Guy laughed, but not from mirth. “Thank you—I'll eat later. Let me get this straight: when the baby was first stolen, Mrs. Medway and her husband were sworn to secrecy, but as she lay dying—over a year later—the midwife begged her sister, this Mrs. Siskin, to contact Rachel to tell her the truth?”

“Yes.” Sarah refilled Guy's coffee cup. “Mrs. Siskin swore to all of this on her Bible.”

“How the devil did she know where Rachel was living?”

“She didn't. But Mrs. Medway left her sister a little legacy for the purpose, and Mrs. Siskin hired an investigator, who discovered that Rachel's letters were being sent via Grail Hall.”
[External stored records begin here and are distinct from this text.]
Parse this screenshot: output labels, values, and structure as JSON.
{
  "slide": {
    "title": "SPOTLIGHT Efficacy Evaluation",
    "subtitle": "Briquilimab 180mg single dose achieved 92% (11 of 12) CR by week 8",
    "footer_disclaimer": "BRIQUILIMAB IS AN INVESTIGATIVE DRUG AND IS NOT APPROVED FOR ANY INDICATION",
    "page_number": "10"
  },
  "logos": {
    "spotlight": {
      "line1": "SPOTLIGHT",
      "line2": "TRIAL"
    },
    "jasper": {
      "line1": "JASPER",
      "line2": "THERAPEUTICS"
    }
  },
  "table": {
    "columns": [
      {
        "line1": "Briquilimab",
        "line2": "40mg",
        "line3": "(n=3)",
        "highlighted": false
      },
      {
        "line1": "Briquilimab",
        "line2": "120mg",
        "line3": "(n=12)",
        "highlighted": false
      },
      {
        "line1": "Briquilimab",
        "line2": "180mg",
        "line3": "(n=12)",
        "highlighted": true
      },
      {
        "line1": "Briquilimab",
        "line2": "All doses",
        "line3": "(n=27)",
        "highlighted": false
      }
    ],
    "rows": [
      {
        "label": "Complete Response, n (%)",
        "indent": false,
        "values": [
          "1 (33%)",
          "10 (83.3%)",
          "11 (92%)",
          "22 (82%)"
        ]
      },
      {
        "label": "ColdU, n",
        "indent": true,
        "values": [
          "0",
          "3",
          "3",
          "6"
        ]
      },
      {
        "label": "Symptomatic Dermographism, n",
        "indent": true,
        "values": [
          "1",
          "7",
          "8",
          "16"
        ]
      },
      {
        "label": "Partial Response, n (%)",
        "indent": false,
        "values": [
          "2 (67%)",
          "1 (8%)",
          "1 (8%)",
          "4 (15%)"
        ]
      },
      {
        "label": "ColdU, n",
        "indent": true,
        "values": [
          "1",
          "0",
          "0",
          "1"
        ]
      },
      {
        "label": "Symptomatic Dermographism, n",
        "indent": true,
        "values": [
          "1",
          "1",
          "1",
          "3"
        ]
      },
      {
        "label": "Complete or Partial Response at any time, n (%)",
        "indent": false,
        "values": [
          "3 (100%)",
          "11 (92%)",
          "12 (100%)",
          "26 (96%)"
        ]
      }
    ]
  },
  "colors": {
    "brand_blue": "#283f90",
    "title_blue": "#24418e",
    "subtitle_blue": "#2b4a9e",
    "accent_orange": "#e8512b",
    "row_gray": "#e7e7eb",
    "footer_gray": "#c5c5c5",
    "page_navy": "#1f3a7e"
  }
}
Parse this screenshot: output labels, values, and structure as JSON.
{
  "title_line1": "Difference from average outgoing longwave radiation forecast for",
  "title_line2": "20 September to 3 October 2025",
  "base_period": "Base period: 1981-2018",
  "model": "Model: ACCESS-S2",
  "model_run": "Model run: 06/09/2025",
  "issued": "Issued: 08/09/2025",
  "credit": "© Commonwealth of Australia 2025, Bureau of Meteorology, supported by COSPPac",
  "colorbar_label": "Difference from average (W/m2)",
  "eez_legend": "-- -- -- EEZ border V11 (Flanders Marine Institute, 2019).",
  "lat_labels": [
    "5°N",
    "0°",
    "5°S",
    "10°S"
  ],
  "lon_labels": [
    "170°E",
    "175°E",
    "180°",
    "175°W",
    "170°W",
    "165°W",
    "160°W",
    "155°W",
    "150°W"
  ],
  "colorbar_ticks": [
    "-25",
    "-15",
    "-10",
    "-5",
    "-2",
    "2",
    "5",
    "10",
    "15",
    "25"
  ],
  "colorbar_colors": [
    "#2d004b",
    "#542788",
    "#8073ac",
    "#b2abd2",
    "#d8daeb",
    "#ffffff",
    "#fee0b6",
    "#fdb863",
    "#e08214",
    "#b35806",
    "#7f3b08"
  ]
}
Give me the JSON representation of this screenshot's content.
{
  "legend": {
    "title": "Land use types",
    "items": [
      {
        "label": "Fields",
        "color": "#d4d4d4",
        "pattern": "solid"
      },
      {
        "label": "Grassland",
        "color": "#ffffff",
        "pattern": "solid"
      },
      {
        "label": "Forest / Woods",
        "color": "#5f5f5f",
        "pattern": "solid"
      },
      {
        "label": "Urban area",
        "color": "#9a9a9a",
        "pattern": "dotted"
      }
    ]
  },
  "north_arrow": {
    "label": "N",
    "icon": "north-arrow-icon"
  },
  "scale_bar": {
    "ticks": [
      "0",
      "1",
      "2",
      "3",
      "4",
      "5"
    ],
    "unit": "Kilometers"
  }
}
“And no one ever forgets her.” Merely from habit, Guy sipped at his coffee. “So this investigator found the servant who'd been acting as Rachel's go-between—the same one Jack interviewed—and that boy sent him to Bath, where he discovered that Rachel's letters were now coming from Hampstead. After which, he managed to unmask Harvey Penland, and the rest was easy. The man should work for British Intelligence.”

“Apparently he did, years ago,” Sarah said with a dry smile. “On the Peninsula, under Wellington. So Mrs. Siskin was able to tell Rachel that Mr. Croft had taken the baby to Devon, which is why she went down there that Easter.”

Guy set his cup on the table and choked down some bread. He must keep up his strength. He was going to be forced to do some more very hard riding very soon.

“Yet she didn't know who had the baby?”

“No,” Sarah said. “Mrs. Siskin only knew that he was being raised as the son of a very wealthy man, who could give him every advantage in life. Yet how can that compensate for stealing a newborn from his mother and telling her he was stillborn?”

“It can't,” Guy said. “Because the child must be either Lord Berrisham or little Master Norris. However, Croft would never have admitted to anything, and as soon as Rachel confronted him, he warned his master. So that's when Rachel first came to the attention of the man we've been calling Daedalus—”

“It's Lord Moorefield,” Sarah said. “I'm certain of it.”

Guy strode back and forth, vaguely aware that his wet boots squelched on the carpet.